The woman hastily lifts up her eyes as if she would deny that her injury is referable to such a cause. But feeling the hand upon her forehead, and seeing his busy and composed face, she quietly drops them again.
"Where is he now?" asks the surgeon.
"He got into trouble last night, sir; but he'll look for me at the lodging-house."
"He will get into worse trouble if he often misuses his large and heavy hand as he has misused it here. But you forgive him, brutal as he is, and I say no more of him, except that I wish he deserved it. You have no young child?"
The woman shakes her head. "One as I calls mine, sir, but it's Liz's."
"Your own is dead. I see! Poor little thing!"

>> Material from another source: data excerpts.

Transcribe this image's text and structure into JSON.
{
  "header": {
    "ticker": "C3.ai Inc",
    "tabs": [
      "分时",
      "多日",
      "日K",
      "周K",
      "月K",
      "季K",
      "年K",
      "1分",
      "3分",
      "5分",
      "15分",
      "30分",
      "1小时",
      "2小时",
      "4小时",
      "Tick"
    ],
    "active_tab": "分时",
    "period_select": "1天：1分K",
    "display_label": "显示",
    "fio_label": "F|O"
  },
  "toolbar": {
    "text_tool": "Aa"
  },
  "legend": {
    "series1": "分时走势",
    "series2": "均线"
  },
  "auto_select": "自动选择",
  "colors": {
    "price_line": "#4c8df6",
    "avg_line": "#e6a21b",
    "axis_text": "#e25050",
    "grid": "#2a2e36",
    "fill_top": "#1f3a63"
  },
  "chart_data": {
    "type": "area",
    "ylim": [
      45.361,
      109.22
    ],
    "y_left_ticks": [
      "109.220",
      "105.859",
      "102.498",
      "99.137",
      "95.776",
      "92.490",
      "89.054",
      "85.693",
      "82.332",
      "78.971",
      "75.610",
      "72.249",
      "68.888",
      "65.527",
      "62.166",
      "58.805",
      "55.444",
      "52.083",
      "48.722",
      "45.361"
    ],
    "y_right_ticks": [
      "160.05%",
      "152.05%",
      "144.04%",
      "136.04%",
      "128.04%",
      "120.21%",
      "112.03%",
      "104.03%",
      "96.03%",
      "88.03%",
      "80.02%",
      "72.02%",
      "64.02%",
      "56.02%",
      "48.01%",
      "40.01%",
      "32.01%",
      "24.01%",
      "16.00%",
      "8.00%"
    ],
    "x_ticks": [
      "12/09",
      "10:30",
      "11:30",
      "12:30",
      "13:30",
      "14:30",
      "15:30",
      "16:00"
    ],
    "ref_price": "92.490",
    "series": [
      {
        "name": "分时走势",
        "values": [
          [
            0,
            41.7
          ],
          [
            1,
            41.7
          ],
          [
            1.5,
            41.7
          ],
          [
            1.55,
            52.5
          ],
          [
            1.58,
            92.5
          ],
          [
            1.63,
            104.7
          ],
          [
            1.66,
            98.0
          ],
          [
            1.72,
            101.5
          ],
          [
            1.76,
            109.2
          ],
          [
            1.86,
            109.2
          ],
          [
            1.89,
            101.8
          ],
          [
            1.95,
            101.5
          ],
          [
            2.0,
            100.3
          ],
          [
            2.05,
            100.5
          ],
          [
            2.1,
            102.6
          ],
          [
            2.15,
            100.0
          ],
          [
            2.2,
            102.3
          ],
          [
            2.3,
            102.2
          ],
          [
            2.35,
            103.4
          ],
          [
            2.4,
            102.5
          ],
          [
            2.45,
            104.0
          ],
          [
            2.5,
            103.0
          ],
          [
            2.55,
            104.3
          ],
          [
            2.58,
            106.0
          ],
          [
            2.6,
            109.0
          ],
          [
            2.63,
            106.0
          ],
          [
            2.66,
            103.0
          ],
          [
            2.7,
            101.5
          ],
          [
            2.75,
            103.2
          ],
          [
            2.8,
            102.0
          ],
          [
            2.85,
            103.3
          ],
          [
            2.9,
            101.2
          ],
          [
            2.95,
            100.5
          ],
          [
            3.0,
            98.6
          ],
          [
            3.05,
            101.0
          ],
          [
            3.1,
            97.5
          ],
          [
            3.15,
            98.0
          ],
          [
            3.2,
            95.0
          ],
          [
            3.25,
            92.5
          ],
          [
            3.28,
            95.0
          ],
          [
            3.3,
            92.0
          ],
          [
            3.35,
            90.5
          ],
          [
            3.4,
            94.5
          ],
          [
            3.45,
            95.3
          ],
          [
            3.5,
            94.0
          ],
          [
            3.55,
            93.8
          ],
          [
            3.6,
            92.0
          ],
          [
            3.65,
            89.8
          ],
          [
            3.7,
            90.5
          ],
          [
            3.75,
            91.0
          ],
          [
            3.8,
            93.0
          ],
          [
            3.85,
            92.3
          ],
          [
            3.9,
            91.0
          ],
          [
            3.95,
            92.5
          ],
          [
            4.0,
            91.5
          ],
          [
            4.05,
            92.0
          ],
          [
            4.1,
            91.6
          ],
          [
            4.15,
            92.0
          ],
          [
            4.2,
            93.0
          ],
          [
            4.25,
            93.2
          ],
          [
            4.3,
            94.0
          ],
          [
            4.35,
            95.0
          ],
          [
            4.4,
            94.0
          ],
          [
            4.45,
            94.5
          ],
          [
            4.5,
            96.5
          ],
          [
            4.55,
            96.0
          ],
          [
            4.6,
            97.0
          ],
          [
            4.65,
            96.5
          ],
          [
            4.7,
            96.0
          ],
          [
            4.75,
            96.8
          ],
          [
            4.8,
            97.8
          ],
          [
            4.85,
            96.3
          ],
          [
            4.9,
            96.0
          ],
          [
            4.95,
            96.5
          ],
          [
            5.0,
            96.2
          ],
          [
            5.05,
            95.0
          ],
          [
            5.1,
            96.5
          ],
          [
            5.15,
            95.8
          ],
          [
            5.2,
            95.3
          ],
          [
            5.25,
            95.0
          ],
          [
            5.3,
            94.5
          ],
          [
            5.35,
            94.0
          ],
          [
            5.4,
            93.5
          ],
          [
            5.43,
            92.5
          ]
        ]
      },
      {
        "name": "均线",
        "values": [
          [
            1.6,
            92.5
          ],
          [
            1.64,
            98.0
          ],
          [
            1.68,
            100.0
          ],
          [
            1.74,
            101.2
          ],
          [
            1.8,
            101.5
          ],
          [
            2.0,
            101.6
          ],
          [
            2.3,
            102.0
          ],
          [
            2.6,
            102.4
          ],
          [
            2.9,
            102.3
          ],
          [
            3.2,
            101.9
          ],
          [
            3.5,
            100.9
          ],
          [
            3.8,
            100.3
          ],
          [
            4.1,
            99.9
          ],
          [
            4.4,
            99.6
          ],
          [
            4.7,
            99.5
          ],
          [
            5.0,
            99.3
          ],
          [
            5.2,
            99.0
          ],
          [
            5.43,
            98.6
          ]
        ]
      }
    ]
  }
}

By this time he has finished and is putting up his case. "I suppose you have some settled home. Is it far from here?" he asks, good-humouredly making light of what he has done as she gets up and curtsys.
"It's a good two or three and twenty mile from here, sir. At Saint Albans. You know Saint Albans, sir? I thought you gave a start like, as if you did."
"Yes, I know something of it. And now I will ask you a question in return. Have you money for your lodging?"
"Yes, sir," she says, "really and truly." And she shows it. He tells her, in acknowledgment of her many subdued thanks, that she is very welcome, gives her good day, and walks away. Tom-all- Alone's is still asleep, and nothing is astir.